HIV patients with normal cognition (HIV+NC) or mild dementia showed hypoactivation of the normal attention network but increased usage of reserve brain regions (adjacent or contralateral to the normal network) during attention-requiring tasks, such as those that require working memory (Chang et al., 2001; Ernst et al., 2002; Melrose et al., 2008), tracking moving targets (Chang et al., 2004b; Ernst et al., 2009), mental rotation (Schweinsburg et al., 2012), and even for memory encoding (Castelo et al., 2006). However, despite stable cART, HIV+NC subjects showed further increased brain activation during visual attention over 1 year, suggesting increased usage of brain reserve (Ernst et al., 2009). HIV patients also showed lower than normal resting cerebral blood flow across the age span (Ances et al., 2010), slower than normal return to baseline hemodynamic response function (HRF) (Juengst et al., 2007), and lesser functional connectivity between the striatal and frontal regions (Melrose et al., 2008).

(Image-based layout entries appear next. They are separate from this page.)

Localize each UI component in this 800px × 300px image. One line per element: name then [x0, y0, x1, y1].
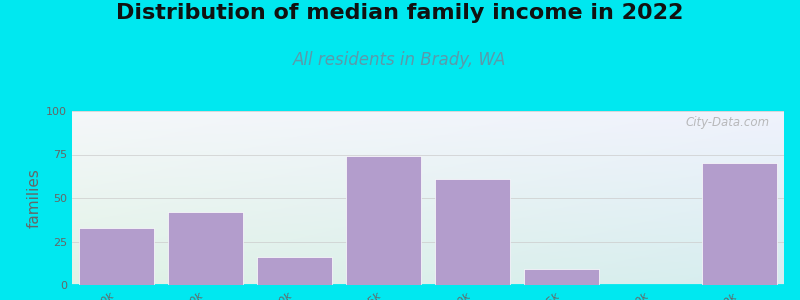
Text: All residents in Brady, WA: All residents in Brady, WA [294, 51, 506, 69]
Bar [524, 269, 599, 285]
Y-axis label: families: families [27, 168, 42, 228]
Text: Distribution of median family income in 2022: Distribution of median family income in … [116, 3, 684, 23]
Bar [346, 156, 422, 285]
Bar [78, 228, 154, 285]
Bar [702, 163, 778, 285]
Bar [257, 257, 332, 285]
Bar [434, 179, 510, 285]
Text: City-Data.com: City-Data.com [686, 116, 770, 129]
Bar [168, 212, 243, 285]
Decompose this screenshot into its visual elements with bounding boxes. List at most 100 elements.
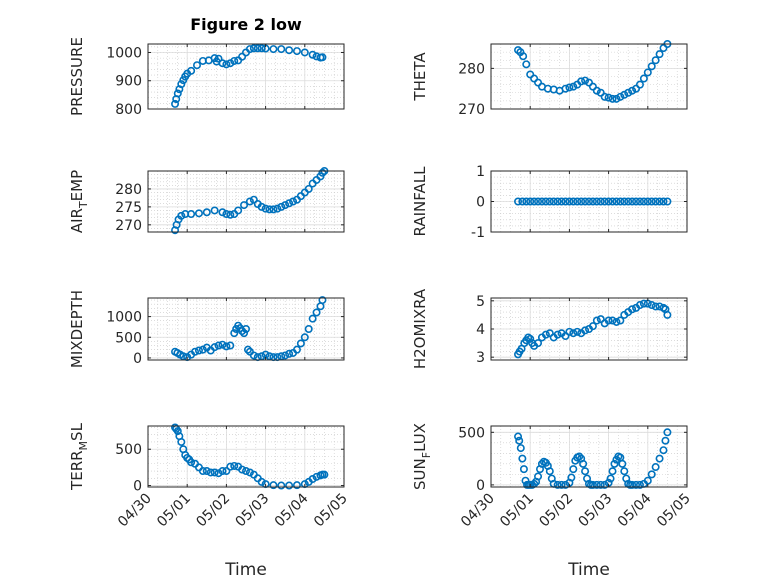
subplot-terr-msl: 0 500 TERRMSL 04/30 05/01 05/02 05/03 05/04 05/0… bbox=[68, 422, 351, 580]
data-point bbox=[292, 345, 301, 354]
data-point bbox=[308, 50, 317, 59]
data-point bbox=[545, 329, 554, 338]
data-point bbox=[257, 202, 266, 211]
data-point bbox=[534, 472, 543, 481]
data-point bbox=[643, 197, 652, 206]
data-point bbox=[565, 197, 574, 206]
data-point bbox=[592, 316, 601, 325]
data-point bbox=[651, 463, 660, 472]
x-tick-label: 05/04 bbox=[615, 490, 655, 530]
data-point bbox=[624, 197, 633, 206]
y-axis-label: THETA bbox=[411, 52, 429, 102]
y-axis-label: H2OMIXRA bbox=[411, 288, 429, 369]
data-point bbox=[557, 197, 566, 206]
data-point bbox=[198, 467, 207, 476]
y-axis-label-main: AIR bbox=[68, 208, 86, 233]
y-tick-label: 1000 bbox=[106, 45, 142, 61]
data-point bbox=[663, 310, 672, 319]
data-point bbox=[596, 88, 605, 97]
data-point bbox=[171, 99, 180, 108]
y-tick-label: 500 bbox=[458, 425, 485, 441]
data-point bbox=[257, 352, 266, 361]
subplot-pressure: 800 900 1000 PRESSURE Figure 2 low bbox=[68, 15, 345, 118]
data-point bbox=[526, 197, 535, 206]
data-point bbox=[588, 322, 597, 331]
data-point bbox=[581, 326, 590, 335]
y-axis-label-main: TERR bbox=[68, 450, 86, 491]
axes-box bbox=[147, 297, 345, 361]
data-point bbox=[635, 301, 644, 310]
y-tick-label: 0 bbox=[133, 351, 142, 367]
subplot-rainfall: -1 0 1 RAINFALL bbox=[411, 164, 688, 241]
data-point bbox=[616, 316, 625, 325]
data-point bbox=[655, 50, 664, 59]
data-point bbox=[238, 52, 247, 61]
data-point bbox=[230, 329, 239, 338]
data-point bbox=[612, 317, 621, 326]
data-point bbox=[243, 345, 252, 354]
data-point bbox=[273, 204, 282, 213]
y-axis-label: AIRTEMP bbox=[68, 170, 90, 233]
data-point bbox=[518, 454, 527, 463]
data-point bbox=[257, 44, 266, 53]
data-point bbox=[592, 197, 601, 206]
data-point bbox=[515, 436, 524, 445]
data-point bbox=[643, 68, 652, 77]
data-point bbox=[214, 341, 223, 350]
data-point bbox=[659, 44, 668, 53]
data-point bbox=[600, 197, 609, 206]
data-point bbox=[651, 302, 660, 311]
y-axis-label-rest: EMP bbox=[68, 170, 86, 201]
data-point bbox=[300, 333, 309, 342]
subplot-theta: 270 280 THETA bbox=[411, 39, 688, 118]
subplot-mixdepth: 0 500 1000 MIXDEPTH bbox=[68, 290, 345, 368]
data-point bbox=[218, 467, 227, 476]
y-tick-label: 4 bbox=[476, 322, 485, 338]
y-tick-label: 500 bbox=[115, 330, 142, 346]
data-point bbox=[257, 477, 266, 486]
data-point bbox=[226, 341, 235, 350]
data-point bbox=[292, 47, 301, 56]
data-point bbox=[663, 428, 672, 437]
data-point bbox=[514, 432, 523, 441]
data-point bbox=[526, 70, 535, 79]
axes-box bbox=[147, 43, 345, 110]
y-tick-label: -1 bbox=[471, 225, 485, 241]
data-point bbox=[612, 94, 621, 103]
axes-box bbox=[490, 43, 688, 110]
data-point bbox=[541, 330, 550, 339]
data-point bbox=[661, 436, 670, 445]
data-point bbox=[277, 352, 286, 361]
y-tick-label: 3 bbox=[476, 350, 485, 366]
data-point bbox=[569, 82, 578, 91]
y-tick-label: 280 bbox=[458, 61, 485, 77]
data-point bbox=[226, 462, 235, 471]
x-tick-label: 05/03 bbox=[576, 491, 616, 531]
data-point bbox=[238, 465, 247, 474]
data-point bbox=[226, 210, 235, 219]
data-point bbox=[277, 202, 286, 211]
data-point bbox=[245, 197, 254, 206]
data-point bbox=[318, 168, 327, 177]
data-point bbox=[632, 480, 641, 489]
x-tick-label: 04/30 bbox=[115, 491, 155, 531]
data-point bbox=[565, 83, 574, 92]
data-point bbox=[553, 330, 562, 339]
data-point bbox=[214, 469, 223, 478]
data-point bbox=[173, 427, 182, 436]
data-point bbox=[541, 197, 550, 206]
data-point bbox=[604, 197, 613, 206]
data-point bbox=[261, 204, 270, 213]
y-tick-label: 275 bbox=[115, 200, 142, 216]
y-axis-label-main: SUN bbox=[411, 458, 429, 490]
data-point bbox=[573, 197, 582, 206]
data-point bbox=[639, 299, 648, 308]
data-point bbox=[187, 210, 196, 219]
data-point bbox=[240, 329, 249, 338]
data-point bbox=[206, 468, 215, 477]
y-tick-label: 270 bbox=[458, 102, 485, 118]
y-tick-label: 0 bbox=[476, 478, 485, 494]
x-axis-label: Time bbox=[224, 560, 267, 580]
data-point bbox=[242, 467, 251, 476]
data-point bbox=[281, 351, 290, 360]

Changes in brain activation also occur with normal aging. For example, older age is associated with increased hippocampal activation (Adler et al., 2001; Laurienti et al., 2002) and decreased parietal and prefrontal activation (Grossman et al., 2002; Rypma and D'Esposito 2000) during working memory tasks. However, older subjects who performed better on a category learning task had greater parietal activation (Fera et al., 2005). In addition, greater hippocampal atrophy was associated with greater activation of the right prefrontal cortex (Persson et al., 2006). Furthermore, age-related decline in cognitive abilities might result in dedifferentiation, difficulty in recruiting specialized cognitive networks leading to activation of nonspecific neuronal resources (Li and Lindenberger 1999; Voss et al., 2008), or compensation and recruitment of additional cognitive reserves to counteract cognitive decline (Cabeza et al., 2002). This is further demonstrated by the findings that only older adults with higher performance show evidence of compensation, and those with lower performance show no evidence of compensation and inefficient use of recruited networks (Cabeza et al., 2002). Therefore, these variable brain activation changes associated with normal aging might also be seen in the aging HIV-infected individuals.

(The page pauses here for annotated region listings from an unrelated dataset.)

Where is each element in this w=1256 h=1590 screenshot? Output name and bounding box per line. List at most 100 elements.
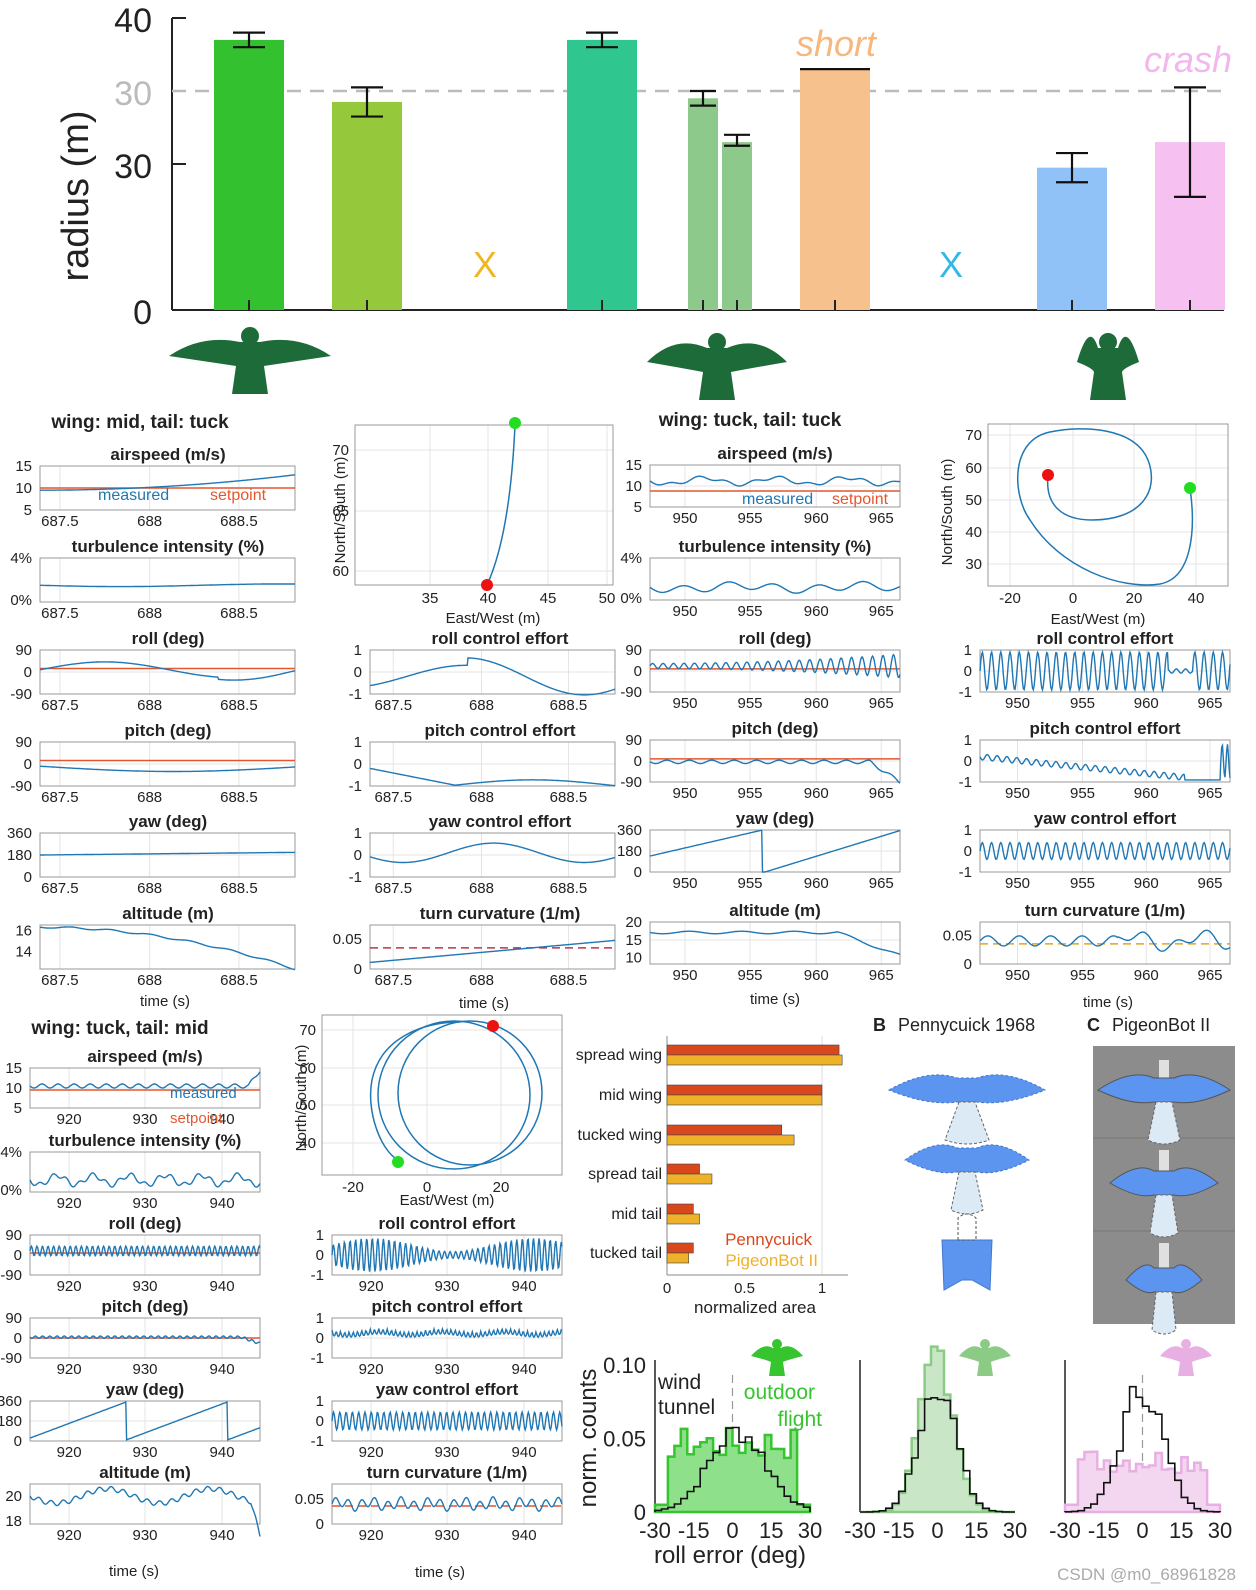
measured-line — [331, 1496, 563, 1512]
x-tick-label: 960 — [1134, 785, 1159, 802]
y-tick-label: 90 — [15, 642, 32, 659]
y-tick-label: 0 — [24, 756, 32, 773]
x-tick-label: 930 — [132, 1444, 157, 1461]
x-tick-label: 950 — [672, 875, 697, 892]
y-tick-label: 1 — [316, 1393, 324, 1410]
trajectory-xlabel: East/West (m) — [400, 1192, 495, 1209]
plot-frame — [369, 649, 616, 695]
x-tick-label: -20 — [342, 1179, 364, 1196]
panel-title: turn curvature (1/m) — [1025, 901, 1186, 920]
panel-c-title: PigeonBot II — [1112, 1015, 1210, 1035]
trajectory-ylabel: North/South (m) — [939, 459, 956, 566]
y-tick-label: 90 — [625, 642, 642, 659]
y-tick-label: 70 — [299, 1022, 316, 1039]
y-tick-label: -90 — [0, 1350, 22, 1367]
x-tick-label: 940 — [210, 1361, 235, 1378]
area-category-label: spread tail — [588, 1166, 662, 1183]
panel-title: yaw control effort — [1034, 809, 1177, 828]
x-tick-label: 955 — [737, 695, 762, 712]
x-tick-label: 940 — [512, 1361, 537, 1378]
trajectory-end-marker — [481, 579, 493, 591]
plot-frame — [29, 1483, 261, 1525]
plot-frame — [649, 557, 901, 601]
x-tick-label: 687.5 — [41, 789, 79, 806]
y-tick-label: -90 — [0, 1267, 22, 1284]
measured-line — [979, 841, 1231, 861]
x-tick-label: 955 — [1070, 875, 1095, 892]
y-tick-label: 50 — [299, 1097, 316, 1114]
bird-tail-shape — [950, 1171, 984, 1215]
plot-frame — [29, 1234, 261, 1276]
bird-head — [708, 333, 726, 351]
bar — [567, 39, 637, 311]
x-tick-label: 965 — [1197, 785, 1222, 802]
measured-line — [40, 583, 295, 588]
legend-setpoint: setpoint — [210, 487, 267, 504]
y-tick-label: 1 — [316, 1310, 324, 1327]
x-tick-label: 940 — [210, 1195, 235, 1212]
area-bar — [666, 1252, 690, 1264]
y-tick-label: 40 — [965, 524, 982, 541]
x-tick-label: 688 — [469, 880, 494, 897]
x-tick-label: 688 — [137, 697, 162, 714]
bird-tucked-sketch — [941, 1239, 993, 1291]
bird-mid-small-icon — [980, 1339, 990, 1349]
y-tick-label: 10 — [5, 1080, 22, 1097]
plot-frame — [39, 741, 296, 787]
plot-frame — [649, 464, 901, 508]
x-tick-label: 940 — [512, 1527, 537, 1544]
hist-xtick-label: 0 — [1136, 1518, 1148, 1543]
y-tick-label: 5 — [24, 502, 32, 519]
y-tick-label: -1 — [311, 1267, 324, 1284]
x-tick-label: 687.5 — [375, 697, 413, 714]
x-tick-label: 960 — [804, 695, 829, 712]
panel-title: airspeed (m/s) — [717, 444, 832, 463]
x-tick-label: 955 — [1070, 967, 1095, 984]
measured-line — [29, 1401, 261, 1441]
area-xtick-label: 1 — [818, 1280, 826, 1297]
panel-title: altitude (m) — [122, 904, 214, 923]
x-tick-label: 930 — [132, 1111, 157, 1128]
panel-title: airspeed (m/s) — [87, 1047, 202, 1066]
y-tick-label: 180 — [0, 1413, 22, 1430]
panel-title: roll control effort — [432, 629, 569, 648]
y-tick-label: 50 — [965, 492, 982, 509]
x-tick-label: 965 — [1197, 875, 1222, 892]
x-tick-label: 687.5 — [41, 605, 79, 622]
bird-head — [241, 327, 259, 345]
trajectory-frame — [987, 423, 1229, 587]
trajectory-ylabel: North/South (m) — [293, 1045, 310, 1152]
panel-title: turbulence intensity (%) — [679, 537, 872, 556]
trajectory-frame — [321, 1014, 563, 1176]
y-tick-label: 1 — [964, 732, 972, 749]
bird-spread-small-icon — [751, 1346, 803, 1376]
measured-line — [29, 1071, 261, 1089]
panel-title: yaw (deg) — [129, 812, 207, 831]
hist-ytick-label: 0 — [634, 1500, 646, 1525]
plot-frame — [649, 649, 901, 693]
y-tick-label: 10 — [625, 950, 642, 967]
bird-head — [1099, 333, 1117, 351]
y-tick-label: 0% — [10, 592, 32, 609]
y-tick-label: 20 — [625, 914, 642, 931]
x-tick-label: 688.5 — [550, 880, 588, 897]
x-tick-label: 930 — [132, 1527, 157, 1544]
x-tick-label: 930 — [434, 1444, 459, 1461]
y-tick-label: 0.05 — [295, 1491, 324, 1508]
y-tick-label: 1 — [964, 642, 972, 659]
x-tick-label: 930 — [132, 1361, 157, 1378]
y-tick-label: 0 — [24, 664, 32, 681]
hist-legend-flight: flight — [778, 1408, 823, 1431]
y-tick-label: 15 — [625, 457, 642, 474]
x-tick-label: 920 — [359, 1278, 384, 1295]
y-tick-label: 1 — [354, 825, 362, 842]
plot-frame — [979, 739, 1231, 783]
measured-line — [29, 1335, 261, 1345]
y-tick-label: -1 — [959, 864, 972, 881]
panel-title: pitch control effort — [1029, 719, 1180, 738]
y-tick-label: 14 — [15, 943, 32, 960]
area-category-label: spread wing — [576, 1047, 662, 1064]
measured-line — [979, 929, 1231, 952]
y-tick-label: 0 — [354, 847, 362, 864]
x-tick-label: 940 — [512, 1444, 537, 1461]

Whether age and HIV interact on brain activation during attention-requiring tasks is unknown, and was evaluated in this study. To assess how the normal aging brain or the HIV-infected aging brain might differ in terms of their cognitive reserve capacity, we employed a well validated visual attention tasks with increasing task difficulty or attentional load (tracking 2 balls, 3 balls, and 4 balls). These tasks require both bottom-up visual attention (primarily in the inferior parietal regions, to detect the balls which are salient stimuli), as well as top-down control attention (in the dorsal parietal and prefrontal regions, to track the moving balls) (Jovicich et al., 2001). Previous studies showed that HIV-infected subjects showed greater load-dependent activation of the top-down attention network than seronegative (SN) healthy control subjects (Chang et al., 2004b). Based on the aforementioned studies, we hypothesized that, compared with SN subjects, HIV+NC subjects would show greater than normal age-dependent increases in activation of the reserve bottom-up network (parietal regions) on the simpler task, and additional increased activation of the top-down network (dorsal parietal and prefrontal regions) with increasing attentional load, whereas subjects with HAND would be unable to compensate, especially with higher attentional load, and show steeper age-dependent decreases in activation in both attention networks (prefrontal and parietal regions).